Phase-Locked Internal-Wave Triads Observed in the Izu-Ogasawara Ridge: Implications for Interplay Between Tides and Winds

Abstract

The Ogasawara subregion of the Izu-Ogasawara-Mariana arc system in the western North Pacific is recognized as one of the most notable hotspots for thermocline turbulent mixing. Although parametric subharmonic instability (PSI) is generally considered a primary driver of enhanced turbulence by facilitating energy transfer from low-mode semidiurnal internal tides to high-mode near-inertial waves (NIWs), recent observations suggest that NIWs remotely induced by winds also contribute to significant seasonal variations in thermocline turbulence in this region.
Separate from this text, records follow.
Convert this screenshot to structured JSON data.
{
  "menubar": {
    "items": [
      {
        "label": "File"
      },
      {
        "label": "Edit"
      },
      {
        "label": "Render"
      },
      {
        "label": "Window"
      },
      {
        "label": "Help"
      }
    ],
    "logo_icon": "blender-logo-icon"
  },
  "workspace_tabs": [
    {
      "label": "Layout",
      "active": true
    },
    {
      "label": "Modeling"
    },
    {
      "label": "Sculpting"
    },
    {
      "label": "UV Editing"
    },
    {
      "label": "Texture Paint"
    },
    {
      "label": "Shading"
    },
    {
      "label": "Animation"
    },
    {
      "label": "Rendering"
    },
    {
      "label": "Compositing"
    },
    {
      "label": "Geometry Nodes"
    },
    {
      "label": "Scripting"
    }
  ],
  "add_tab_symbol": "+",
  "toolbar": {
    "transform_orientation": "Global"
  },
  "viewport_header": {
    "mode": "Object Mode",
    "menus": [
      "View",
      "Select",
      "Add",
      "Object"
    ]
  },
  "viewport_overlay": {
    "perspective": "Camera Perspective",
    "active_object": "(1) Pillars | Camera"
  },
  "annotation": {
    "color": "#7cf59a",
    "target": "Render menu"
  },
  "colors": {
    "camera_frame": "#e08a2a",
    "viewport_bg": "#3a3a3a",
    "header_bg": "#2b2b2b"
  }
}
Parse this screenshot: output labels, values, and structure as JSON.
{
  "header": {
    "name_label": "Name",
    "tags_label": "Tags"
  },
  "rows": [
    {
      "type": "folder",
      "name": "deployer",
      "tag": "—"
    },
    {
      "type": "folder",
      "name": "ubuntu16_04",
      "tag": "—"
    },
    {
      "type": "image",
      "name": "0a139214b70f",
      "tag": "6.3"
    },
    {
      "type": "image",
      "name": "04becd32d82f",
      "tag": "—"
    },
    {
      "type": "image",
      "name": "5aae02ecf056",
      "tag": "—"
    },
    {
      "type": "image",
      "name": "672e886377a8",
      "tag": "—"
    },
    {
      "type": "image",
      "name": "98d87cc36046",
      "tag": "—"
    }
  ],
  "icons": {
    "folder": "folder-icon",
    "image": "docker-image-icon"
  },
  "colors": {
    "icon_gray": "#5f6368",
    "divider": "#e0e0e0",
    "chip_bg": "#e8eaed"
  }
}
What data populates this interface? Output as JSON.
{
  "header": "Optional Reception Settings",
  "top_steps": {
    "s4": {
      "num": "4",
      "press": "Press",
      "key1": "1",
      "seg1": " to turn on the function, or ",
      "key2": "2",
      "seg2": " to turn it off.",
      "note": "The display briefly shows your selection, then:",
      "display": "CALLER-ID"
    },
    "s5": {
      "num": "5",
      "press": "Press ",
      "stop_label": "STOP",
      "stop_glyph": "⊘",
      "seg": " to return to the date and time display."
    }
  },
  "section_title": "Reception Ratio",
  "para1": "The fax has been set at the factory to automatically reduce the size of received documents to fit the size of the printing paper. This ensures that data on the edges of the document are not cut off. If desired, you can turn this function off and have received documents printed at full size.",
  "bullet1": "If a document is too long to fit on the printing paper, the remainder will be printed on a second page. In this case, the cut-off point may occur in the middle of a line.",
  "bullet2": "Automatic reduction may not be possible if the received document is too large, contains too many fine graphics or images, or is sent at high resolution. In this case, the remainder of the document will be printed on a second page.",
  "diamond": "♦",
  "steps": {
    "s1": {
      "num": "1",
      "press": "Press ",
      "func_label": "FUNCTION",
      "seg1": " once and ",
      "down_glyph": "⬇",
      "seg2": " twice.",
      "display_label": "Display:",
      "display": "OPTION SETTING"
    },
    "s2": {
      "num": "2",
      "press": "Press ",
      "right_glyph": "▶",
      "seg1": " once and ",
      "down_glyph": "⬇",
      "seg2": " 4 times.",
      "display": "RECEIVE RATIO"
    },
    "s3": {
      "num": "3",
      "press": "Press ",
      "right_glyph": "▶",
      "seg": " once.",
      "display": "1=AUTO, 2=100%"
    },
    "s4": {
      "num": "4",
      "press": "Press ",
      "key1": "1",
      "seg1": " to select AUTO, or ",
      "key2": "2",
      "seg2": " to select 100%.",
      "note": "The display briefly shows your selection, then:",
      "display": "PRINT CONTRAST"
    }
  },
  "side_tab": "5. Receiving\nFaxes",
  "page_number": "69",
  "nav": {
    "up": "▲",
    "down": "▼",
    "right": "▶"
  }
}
Here, 3-day velocity and density yo-yo measurements, conducted near the PSI critical latitude of 28.8°N opportunistically after several storm passages, reveal the coexistence of PSI-induced high-mode NIWs and wind-induced low-mode NIWs. Two distinct pairs of upward- and downward-propagating NIWs are identified, each forming a phase-locked triad with locally generated upward-propagating semidiurnal internal tides. In a mid-depth layer, a pair of high-mode upward- and downward-propagating NIWs forms a scale-separated PSI triad with the internal tides, whereas in an overlying layer, a pair of low-mode downward-propagating NIWs and intermediate-mode upward-propagating NIWs forms a distinct non-scale-separated triad. Consequently, turbulent dissipation is enhanced at the boundary between these distinct near-inertial velocity layers. These findings are not inconsistent with the view that wind-induced low-mode NIWs interact with internal tides, promoting the growth of intermediate-mode NIWs and eventually contributing to the enhanced thermocline turbulence, thus suggesting an overlooked pathway to turbulence in the ocean interior.